Earnings expectations for retailers are also being slashed, with estimates for the sector at 8.7% on July 1 compared to -0.2% this week.
“A bunch of the high-end retailers could be in trouble if the Chinese economy really goes in the tank,” said Leigh Drogen at Estimize.
One such high end retailer is Tiffany (NYSE: TIF), which gets roughly 16% of its revenue from Chinese shoppers.
Overall, the big concern among S&P 500 companies are the tariffs imposed during the trade war between the U.S. and China, including the new tariffs President Trump announced last week on $300 billion worth of Chinese goods first set to begin on September 1, then rescheduled for December 15 so as not to impact the holiday shopping season.
“Then there’s simply the tariff issue on our end with price increases that we don’t know if the consumer here can handle,” Drogen said. “Especially come holiday shopping time, a bad time to add 10 to 20 percent extra cost to products.”

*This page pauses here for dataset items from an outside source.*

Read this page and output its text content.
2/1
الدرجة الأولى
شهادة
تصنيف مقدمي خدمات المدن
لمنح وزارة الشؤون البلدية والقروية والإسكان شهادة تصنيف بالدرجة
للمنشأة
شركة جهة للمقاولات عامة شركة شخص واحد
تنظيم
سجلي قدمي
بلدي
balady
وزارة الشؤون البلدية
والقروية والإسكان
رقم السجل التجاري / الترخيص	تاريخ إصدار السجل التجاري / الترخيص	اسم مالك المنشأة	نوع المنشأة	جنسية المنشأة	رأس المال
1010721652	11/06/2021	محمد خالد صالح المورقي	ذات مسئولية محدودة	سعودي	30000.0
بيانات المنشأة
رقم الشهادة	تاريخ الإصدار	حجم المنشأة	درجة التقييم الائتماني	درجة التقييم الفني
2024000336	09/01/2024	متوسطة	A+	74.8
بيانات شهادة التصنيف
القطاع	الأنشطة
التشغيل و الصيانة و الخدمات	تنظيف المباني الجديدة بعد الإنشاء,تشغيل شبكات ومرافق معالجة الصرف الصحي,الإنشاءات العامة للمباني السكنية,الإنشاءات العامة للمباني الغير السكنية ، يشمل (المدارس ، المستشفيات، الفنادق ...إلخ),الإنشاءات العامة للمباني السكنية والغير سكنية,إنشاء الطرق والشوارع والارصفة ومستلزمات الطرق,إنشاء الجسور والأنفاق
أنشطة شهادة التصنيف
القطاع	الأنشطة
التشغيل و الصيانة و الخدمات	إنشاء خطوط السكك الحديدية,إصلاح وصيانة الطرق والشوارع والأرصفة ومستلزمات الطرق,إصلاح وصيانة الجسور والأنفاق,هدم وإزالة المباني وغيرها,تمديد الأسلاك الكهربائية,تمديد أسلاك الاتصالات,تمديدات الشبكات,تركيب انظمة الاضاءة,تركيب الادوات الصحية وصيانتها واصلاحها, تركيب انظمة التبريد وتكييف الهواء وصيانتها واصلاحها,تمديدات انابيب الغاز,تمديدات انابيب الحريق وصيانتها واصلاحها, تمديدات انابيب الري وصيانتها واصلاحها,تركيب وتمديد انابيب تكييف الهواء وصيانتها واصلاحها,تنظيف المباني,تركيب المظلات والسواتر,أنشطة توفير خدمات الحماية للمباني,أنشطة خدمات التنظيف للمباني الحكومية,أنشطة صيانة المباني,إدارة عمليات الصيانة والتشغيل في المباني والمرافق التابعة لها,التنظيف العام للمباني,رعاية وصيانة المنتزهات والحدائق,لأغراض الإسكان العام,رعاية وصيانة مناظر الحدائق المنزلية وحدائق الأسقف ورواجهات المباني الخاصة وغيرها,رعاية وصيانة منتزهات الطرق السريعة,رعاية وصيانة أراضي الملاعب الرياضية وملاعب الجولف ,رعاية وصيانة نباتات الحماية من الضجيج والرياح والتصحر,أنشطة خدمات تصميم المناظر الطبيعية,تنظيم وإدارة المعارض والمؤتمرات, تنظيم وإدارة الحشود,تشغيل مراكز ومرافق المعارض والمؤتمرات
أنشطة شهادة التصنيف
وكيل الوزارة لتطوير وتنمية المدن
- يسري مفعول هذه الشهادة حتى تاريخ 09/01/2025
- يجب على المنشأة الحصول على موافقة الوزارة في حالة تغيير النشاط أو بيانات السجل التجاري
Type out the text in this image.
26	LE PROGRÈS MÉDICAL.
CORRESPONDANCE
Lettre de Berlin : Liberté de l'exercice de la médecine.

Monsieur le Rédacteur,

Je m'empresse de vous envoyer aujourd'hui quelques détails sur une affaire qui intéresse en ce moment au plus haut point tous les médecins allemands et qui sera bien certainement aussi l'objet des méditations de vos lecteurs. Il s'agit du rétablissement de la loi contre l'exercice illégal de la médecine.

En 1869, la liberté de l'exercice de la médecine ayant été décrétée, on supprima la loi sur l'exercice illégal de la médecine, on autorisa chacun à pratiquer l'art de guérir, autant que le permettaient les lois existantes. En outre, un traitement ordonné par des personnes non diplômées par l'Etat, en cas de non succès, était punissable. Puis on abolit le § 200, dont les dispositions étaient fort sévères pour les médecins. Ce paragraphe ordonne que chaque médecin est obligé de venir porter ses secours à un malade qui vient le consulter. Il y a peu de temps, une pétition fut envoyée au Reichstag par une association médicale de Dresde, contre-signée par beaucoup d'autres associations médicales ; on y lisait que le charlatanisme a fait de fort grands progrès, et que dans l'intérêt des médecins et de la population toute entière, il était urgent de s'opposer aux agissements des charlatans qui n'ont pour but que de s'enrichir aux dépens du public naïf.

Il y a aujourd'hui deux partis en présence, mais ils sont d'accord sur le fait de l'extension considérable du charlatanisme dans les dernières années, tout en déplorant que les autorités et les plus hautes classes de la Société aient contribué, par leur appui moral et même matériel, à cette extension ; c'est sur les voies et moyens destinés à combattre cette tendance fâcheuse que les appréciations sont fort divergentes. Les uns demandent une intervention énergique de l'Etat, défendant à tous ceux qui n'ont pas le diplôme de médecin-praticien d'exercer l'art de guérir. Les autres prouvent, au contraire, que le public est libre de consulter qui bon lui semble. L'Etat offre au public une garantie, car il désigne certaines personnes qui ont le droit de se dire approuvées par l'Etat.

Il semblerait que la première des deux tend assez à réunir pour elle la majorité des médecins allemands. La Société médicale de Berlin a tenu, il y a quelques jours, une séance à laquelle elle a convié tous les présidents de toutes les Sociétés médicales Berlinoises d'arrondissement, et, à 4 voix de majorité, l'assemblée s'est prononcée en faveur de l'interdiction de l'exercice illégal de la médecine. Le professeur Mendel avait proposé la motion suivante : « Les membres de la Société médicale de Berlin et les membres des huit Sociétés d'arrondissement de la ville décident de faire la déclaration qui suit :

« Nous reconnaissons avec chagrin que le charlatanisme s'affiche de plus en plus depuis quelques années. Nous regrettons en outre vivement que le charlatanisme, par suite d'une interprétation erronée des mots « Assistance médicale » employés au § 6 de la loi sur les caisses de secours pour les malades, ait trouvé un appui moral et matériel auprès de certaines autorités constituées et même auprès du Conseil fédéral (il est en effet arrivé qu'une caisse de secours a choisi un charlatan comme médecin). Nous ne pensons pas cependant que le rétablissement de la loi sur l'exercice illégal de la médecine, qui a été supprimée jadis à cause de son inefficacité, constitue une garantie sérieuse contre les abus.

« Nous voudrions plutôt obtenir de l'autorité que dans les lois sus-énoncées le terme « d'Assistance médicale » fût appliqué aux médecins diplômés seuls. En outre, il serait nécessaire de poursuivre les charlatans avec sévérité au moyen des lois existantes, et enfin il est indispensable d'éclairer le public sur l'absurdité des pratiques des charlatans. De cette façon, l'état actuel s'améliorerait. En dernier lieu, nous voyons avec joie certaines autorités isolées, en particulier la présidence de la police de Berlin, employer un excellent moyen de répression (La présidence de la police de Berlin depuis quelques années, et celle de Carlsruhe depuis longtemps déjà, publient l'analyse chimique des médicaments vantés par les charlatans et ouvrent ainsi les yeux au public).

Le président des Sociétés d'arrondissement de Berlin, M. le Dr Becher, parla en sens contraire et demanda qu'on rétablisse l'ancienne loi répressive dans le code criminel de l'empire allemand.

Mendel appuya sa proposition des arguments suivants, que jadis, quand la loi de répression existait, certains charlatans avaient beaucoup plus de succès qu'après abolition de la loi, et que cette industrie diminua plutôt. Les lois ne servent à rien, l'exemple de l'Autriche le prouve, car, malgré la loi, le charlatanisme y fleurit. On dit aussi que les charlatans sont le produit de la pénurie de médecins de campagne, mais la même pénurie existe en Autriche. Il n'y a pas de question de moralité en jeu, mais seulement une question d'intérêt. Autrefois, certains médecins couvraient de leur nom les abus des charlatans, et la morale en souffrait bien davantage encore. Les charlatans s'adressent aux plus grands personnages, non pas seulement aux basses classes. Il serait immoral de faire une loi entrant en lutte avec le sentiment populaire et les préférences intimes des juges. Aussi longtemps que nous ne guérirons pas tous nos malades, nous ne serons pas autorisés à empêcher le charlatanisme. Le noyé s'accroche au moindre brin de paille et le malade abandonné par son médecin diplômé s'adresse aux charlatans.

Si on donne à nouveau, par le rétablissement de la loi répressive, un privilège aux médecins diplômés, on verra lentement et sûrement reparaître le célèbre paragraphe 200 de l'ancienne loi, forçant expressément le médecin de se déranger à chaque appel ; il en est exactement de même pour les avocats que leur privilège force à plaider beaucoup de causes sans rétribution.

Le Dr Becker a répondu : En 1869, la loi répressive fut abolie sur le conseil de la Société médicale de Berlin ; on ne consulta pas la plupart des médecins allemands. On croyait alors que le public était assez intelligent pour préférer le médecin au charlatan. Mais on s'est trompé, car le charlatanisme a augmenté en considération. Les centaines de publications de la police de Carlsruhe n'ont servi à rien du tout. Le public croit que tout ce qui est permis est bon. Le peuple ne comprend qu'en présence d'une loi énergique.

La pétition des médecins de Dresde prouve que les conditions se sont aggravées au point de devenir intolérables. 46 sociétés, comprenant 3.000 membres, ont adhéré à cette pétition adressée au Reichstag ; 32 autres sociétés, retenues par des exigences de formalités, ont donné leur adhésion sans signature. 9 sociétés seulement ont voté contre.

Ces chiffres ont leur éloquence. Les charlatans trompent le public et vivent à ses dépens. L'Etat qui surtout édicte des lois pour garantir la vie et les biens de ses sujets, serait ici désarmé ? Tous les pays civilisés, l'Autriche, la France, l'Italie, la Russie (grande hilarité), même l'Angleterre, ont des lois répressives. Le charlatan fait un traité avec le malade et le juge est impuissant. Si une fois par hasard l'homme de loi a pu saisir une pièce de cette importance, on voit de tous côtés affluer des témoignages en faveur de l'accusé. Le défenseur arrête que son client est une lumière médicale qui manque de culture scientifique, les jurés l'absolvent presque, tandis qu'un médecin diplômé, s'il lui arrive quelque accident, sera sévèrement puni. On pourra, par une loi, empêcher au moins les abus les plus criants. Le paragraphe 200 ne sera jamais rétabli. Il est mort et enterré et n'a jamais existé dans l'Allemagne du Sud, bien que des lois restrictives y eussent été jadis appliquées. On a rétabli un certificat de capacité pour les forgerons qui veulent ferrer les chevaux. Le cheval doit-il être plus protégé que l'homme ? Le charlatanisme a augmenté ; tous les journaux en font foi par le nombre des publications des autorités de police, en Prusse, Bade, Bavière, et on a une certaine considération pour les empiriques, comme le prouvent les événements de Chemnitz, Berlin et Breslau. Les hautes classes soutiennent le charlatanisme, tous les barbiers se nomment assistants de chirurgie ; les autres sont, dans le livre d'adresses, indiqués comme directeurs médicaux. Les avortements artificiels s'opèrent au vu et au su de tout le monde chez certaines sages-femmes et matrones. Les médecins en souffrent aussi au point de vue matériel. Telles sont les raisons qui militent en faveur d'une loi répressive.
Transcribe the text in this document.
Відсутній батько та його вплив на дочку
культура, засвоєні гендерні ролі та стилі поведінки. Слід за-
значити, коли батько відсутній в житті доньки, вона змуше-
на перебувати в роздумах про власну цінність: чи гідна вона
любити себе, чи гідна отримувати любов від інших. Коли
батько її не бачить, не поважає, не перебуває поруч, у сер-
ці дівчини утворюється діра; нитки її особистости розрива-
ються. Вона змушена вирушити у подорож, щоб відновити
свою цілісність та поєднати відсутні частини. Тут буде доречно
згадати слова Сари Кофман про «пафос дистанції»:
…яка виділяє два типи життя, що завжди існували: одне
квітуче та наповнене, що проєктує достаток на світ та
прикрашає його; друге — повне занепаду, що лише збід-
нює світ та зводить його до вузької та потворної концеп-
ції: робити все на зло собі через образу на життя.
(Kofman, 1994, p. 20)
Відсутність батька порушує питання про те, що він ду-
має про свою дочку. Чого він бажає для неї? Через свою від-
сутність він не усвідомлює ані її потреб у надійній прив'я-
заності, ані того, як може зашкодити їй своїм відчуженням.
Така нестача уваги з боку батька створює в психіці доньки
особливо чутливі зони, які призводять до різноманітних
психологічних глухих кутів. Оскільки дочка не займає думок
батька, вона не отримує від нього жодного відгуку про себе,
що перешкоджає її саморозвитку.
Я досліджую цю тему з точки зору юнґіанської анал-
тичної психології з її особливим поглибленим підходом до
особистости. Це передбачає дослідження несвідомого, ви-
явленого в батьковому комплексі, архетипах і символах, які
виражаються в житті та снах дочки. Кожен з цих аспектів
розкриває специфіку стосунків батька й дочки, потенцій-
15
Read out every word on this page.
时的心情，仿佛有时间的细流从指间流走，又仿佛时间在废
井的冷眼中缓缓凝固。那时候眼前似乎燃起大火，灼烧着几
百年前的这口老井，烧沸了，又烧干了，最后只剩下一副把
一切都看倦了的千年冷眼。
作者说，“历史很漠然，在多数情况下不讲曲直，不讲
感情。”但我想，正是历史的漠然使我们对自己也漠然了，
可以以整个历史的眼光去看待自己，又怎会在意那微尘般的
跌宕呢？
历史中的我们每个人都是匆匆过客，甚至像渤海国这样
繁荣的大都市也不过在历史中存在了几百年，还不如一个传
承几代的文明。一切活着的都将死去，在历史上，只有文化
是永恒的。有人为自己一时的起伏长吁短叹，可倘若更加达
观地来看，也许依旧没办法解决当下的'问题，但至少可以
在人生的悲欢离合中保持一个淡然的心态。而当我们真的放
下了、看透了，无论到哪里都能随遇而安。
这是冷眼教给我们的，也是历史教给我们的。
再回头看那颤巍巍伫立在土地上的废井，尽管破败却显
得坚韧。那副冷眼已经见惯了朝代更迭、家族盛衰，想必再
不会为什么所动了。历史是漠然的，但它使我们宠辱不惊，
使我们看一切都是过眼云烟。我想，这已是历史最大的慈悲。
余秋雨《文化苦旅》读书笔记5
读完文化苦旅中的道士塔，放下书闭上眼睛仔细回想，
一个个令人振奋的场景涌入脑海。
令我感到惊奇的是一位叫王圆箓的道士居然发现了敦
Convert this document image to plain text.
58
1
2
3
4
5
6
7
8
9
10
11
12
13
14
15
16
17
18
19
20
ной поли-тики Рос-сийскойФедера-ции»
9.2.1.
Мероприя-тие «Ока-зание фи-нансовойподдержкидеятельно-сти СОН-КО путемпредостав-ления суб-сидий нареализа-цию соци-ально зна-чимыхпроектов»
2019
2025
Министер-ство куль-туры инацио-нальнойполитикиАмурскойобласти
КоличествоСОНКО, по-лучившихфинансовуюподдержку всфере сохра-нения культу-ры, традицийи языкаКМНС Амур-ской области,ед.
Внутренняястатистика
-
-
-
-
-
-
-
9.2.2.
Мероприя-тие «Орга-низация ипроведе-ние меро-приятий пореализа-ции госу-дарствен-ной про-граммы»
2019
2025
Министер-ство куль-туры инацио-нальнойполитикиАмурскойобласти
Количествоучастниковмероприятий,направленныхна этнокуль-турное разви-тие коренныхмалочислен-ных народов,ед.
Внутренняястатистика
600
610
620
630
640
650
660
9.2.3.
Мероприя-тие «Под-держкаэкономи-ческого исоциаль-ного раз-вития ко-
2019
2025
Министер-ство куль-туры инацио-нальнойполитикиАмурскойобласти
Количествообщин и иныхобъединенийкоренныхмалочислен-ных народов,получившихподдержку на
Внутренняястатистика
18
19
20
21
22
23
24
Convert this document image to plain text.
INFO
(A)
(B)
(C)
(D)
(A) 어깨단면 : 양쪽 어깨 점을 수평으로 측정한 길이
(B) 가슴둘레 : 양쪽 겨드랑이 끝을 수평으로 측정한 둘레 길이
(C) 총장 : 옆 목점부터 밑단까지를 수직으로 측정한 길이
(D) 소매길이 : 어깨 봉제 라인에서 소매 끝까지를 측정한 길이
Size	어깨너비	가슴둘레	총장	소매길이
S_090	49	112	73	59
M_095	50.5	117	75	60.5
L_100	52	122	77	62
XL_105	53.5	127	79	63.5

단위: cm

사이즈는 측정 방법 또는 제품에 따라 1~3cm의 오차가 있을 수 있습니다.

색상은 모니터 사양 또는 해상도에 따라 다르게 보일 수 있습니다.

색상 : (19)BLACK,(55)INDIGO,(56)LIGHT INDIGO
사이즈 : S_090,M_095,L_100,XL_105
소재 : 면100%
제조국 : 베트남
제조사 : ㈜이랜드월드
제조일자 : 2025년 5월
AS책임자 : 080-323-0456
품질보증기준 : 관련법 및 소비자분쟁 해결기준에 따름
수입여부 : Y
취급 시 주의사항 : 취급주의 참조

John Butters from FactSet noted that nearly one-fourth of all companies in the S&P 500 discussed tariffs on their earnings call for the second quarter, representing a 40% jump in usage of the term on calls compared to the prior quarter.
But looking at the big picture with all the reduced estimates together, 2019 earnings are now beginning to look like they could end the year in negative territory.
“Certain areas have become total no-gos,” FTSE Russell managing director of global markets research, Alec Young, said. “Energy and financials are a total bust. Put your money there if you want to see it evaporate quickly. The global markets are weakening, and the trade truce didn’t last more than two months. … Until we get an end to tariffs, there is a ceiling on the market.”